Everyday Repression in Southeast Asia
This new book project seeks to account for the different practices of repression across Southeast Asia. Given that autocratic regimes are routinely challenged by civil society groups, opposition parties and engaged citizens throughout the region, what explains the significant variation we observe in the target, scope and severity of repression.
"Personalist Dictatorships and Measurement Validity"
This paper questions how authoritarian regime datasets classify (and do not classify) personalist dictatorships. Despite widespread use of these cross-sectional time-series tools in comparative politics, very little attention has been paid to the quality of the judgments contained within them. This paper offers a closer examination and finds basic problems concerning well-established standards of measurement validity. A particular concern is the systemization, operationalization and scoring procedures employed, which struggle to meaningfully capture the corresponding concept of personalist dictatorship. The paper concludes by questioning the reliability of empirical inferences based on these datasets, including whether personalist dictatorships will undergo democratization, commit repression and initiate war.
"Parliaments under Fire: Conceptualizing and Operationalizing Legislative Closure" (with Lindsay Benstead, Margaret Hanson, Allison Hartnett, Ben Noble, Paul Schuler, Matthew Wilson, Josef Woldense)
Why do political leaders close down legislatures? In spite of the recent work on legislatures in non democracies, we know little about when, how, and why these bodies’ activities are disrupted. This paper – written by members of the ‘Parliaments Under Fire’ project – evaluates the existing cross-national data available on closure episodes, noting the frequent discrepancies in coding decisions between two popular datasets: Democracy and Dictatorship (Cheibub, Gandhi & Vreeland 2010) and V-Dem (Coppedge et al. 2020). Country-case studies of closures highlight both the nature of these discrepancies, as well as issues of conceptualization and operationalization of ‘closure’. The paper proposes a classification tree of closure types to help order the variety and complexity of closure episodes, thereby contributing to the literatures on authoritarianism and legislatures.
"On the Move: Dictators, Security and Capital Relocations" (with Carl Henrik Knutsen)

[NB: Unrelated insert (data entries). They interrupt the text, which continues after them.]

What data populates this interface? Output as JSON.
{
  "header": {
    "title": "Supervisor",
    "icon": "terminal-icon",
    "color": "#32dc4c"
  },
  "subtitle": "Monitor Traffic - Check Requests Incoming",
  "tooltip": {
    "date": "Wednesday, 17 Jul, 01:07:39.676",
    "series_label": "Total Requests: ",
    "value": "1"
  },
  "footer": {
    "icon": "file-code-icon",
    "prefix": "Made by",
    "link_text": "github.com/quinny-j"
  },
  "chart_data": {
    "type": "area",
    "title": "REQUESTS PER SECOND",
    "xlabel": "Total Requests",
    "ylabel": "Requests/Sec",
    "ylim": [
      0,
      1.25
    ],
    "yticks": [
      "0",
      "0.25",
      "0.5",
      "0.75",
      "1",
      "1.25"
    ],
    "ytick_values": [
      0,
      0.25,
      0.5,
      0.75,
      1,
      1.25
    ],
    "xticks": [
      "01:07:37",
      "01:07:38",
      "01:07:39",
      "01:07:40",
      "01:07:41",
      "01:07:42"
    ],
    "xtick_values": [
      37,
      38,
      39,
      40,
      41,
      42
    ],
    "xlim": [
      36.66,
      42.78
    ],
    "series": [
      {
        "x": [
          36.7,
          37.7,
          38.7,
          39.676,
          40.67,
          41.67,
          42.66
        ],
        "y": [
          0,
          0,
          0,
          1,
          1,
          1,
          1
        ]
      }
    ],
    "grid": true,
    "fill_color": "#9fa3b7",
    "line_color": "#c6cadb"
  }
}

Existing research shows systematic differences between democratic and autocratic regimes on several policy outcomes, including those pertaining to infrastructure and investment. In this paper, we consider one of the most sweeping policy decisions that a government may undertake: relocating the capital to a different (and often brand new) city. While a fairly rare event, we compile data on all capital relocations in independent states from 1789 to the present. Our initial analysis shows that autocracies are much more likely to relocate their capitals than democracies. This pattern holds up even when accounting for plausible confounders such as income level, urbanization, and colonial history. Next, we develop a theoretical argument on the incentives of autocrats to retain the old capital or relocate to a new city. Existing studies on capital relocations, mostly from other disciplines, have highlighted motives that often reflect the public statements of leaders, such as environmental concerns, boosting economic development, or enhancing national unity. In contrast, our argument focuses on less sanguine motivations, notably the relocation of capitals as a means for autocratic regimes to mitigate internal or external security threats and thus reduce the probability of regime breakdown. Drawing on several illustrative case studies, including recent ones from Kazakhstan and Myanmar, we focus in particular on the incentives to relocate capitals to less populated cities and areas where popular uprisings or coups threatening the regime are less likely to occur. We derive several empirical implications from this argument. We subsequently test these empirical implications on our extensive global dataset, using different estimators and model specifications. While several causal processes may be consistent with our findings, we submit that the most plausible interpretation of these findings is that autocratic regimes relocate capitals mainly for reasons of mitigating threats to their own rule, along the lines of our argument.